First, the government is in denial about the extent of the livelihoods crisis facing the bulk of the population, and does not intend to take any special measures to resolve it. Instead, it’s going to be business as usual, pretending as if the crisis is over, and those without jobs or dealing with falling wage incomes would simply have to fend for themselves.

Second, the fiscal conservatism of the government will continue. It will be obsessed with reining in the fiscal deficit through a combination of less spending, subterfuge in the accounts and denying state governments and public sector enterprises what it owes them.

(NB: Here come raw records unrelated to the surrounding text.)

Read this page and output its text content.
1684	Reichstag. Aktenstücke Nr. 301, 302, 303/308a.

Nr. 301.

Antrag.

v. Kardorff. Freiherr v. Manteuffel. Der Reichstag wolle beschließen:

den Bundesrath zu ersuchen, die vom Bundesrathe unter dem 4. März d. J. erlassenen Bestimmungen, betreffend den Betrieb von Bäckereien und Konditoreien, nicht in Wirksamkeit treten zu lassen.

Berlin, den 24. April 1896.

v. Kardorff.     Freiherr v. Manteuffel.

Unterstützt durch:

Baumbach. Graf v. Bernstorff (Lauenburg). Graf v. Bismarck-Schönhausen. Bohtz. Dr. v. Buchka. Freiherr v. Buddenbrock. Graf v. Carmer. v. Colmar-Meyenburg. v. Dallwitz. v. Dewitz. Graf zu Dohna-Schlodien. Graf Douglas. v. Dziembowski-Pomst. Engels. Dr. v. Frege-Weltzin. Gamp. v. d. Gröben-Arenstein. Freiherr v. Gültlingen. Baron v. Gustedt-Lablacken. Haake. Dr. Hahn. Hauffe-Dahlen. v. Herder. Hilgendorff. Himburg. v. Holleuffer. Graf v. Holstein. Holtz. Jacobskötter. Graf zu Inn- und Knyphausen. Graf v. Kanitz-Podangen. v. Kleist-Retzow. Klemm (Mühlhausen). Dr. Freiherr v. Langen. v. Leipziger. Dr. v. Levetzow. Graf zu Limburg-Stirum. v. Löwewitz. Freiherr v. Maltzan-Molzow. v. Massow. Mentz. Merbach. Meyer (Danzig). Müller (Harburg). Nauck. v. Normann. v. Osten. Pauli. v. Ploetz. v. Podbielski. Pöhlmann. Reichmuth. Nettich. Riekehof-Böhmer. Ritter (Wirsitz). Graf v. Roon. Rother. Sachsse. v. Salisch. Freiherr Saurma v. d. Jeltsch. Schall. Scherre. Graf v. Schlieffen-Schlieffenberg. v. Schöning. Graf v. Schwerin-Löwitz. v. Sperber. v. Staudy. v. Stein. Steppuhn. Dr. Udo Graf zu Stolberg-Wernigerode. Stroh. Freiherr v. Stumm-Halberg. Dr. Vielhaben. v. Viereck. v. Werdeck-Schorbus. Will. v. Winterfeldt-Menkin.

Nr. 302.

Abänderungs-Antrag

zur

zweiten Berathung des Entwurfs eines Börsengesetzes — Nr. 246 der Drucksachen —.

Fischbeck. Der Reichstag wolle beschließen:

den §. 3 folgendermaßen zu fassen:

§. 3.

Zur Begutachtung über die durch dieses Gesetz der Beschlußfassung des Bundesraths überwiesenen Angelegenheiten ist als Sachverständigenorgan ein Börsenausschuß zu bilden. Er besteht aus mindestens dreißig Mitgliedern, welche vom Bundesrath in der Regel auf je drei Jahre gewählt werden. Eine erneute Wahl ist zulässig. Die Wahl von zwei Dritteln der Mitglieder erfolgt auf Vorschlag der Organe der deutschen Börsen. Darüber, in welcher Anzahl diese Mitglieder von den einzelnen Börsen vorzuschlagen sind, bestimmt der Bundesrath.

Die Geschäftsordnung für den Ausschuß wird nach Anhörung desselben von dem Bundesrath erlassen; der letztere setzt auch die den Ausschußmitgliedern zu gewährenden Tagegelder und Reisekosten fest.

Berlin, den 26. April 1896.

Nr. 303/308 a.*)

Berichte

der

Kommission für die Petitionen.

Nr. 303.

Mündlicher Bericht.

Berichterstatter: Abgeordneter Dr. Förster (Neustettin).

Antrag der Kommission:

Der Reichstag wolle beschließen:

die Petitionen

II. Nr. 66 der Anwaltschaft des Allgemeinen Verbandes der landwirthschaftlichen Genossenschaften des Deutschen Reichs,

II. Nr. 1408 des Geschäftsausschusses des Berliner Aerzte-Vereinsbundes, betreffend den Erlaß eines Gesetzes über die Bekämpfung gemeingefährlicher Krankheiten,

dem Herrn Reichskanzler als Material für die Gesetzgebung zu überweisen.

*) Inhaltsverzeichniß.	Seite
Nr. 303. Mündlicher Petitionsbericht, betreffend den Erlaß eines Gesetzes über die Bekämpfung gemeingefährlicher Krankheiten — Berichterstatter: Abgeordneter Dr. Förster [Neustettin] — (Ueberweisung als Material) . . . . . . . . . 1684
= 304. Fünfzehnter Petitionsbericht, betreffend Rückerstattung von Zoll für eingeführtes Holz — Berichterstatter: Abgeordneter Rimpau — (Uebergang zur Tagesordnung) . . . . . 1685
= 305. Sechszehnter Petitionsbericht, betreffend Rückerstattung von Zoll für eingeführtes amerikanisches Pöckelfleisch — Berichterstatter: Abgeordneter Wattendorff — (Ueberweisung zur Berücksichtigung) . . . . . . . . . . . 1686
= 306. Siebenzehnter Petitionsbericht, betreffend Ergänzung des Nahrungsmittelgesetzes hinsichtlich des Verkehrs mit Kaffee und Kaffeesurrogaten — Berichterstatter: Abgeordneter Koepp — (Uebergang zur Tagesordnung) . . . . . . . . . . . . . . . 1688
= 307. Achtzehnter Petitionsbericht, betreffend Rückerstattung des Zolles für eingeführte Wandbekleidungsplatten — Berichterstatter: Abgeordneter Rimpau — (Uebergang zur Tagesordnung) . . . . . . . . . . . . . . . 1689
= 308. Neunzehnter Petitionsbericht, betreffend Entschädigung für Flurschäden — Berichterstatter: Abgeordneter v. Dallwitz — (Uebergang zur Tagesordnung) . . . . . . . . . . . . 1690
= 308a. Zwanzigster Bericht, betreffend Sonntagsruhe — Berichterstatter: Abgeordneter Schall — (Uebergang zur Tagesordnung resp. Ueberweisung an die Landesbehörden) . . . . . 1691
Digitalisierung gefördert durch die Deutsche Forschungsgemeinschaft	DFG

Third, the neoliberal thrust of economic policy will also continue: the focus will continue to be on providing even greater incentives for large corporates, selling off profitable State assets, deregulating as many markets as possible regardless of human rights and environmental concerns.

Finally, despite the stated celebration of “health and wellness”, there’s no significant increase in health spending, which will still be hugely underfunded. The apparent increase is part of the Modi government’s usual bag of tricks: it does not really increase budgetary outlays directly, but simply includes much already committed spending and clubs it together to generate what looks like a large amount.

Of course, governments get away with strategies like this because we let them. Here, the media, economic commentators and representatives of corporate businesses, who are routinely trotted out to sing paeans to the budget every year, are also culpable. They choose to ignore the obvious points just mentioned here; they pretend that the statements in the budget speech must be taken at face value; and they passively accept as true the numbers presented in the budget. As long as that continues, don’t expect any accountability.

(This article was originally  published in The Telegraph on February 2, 2021.)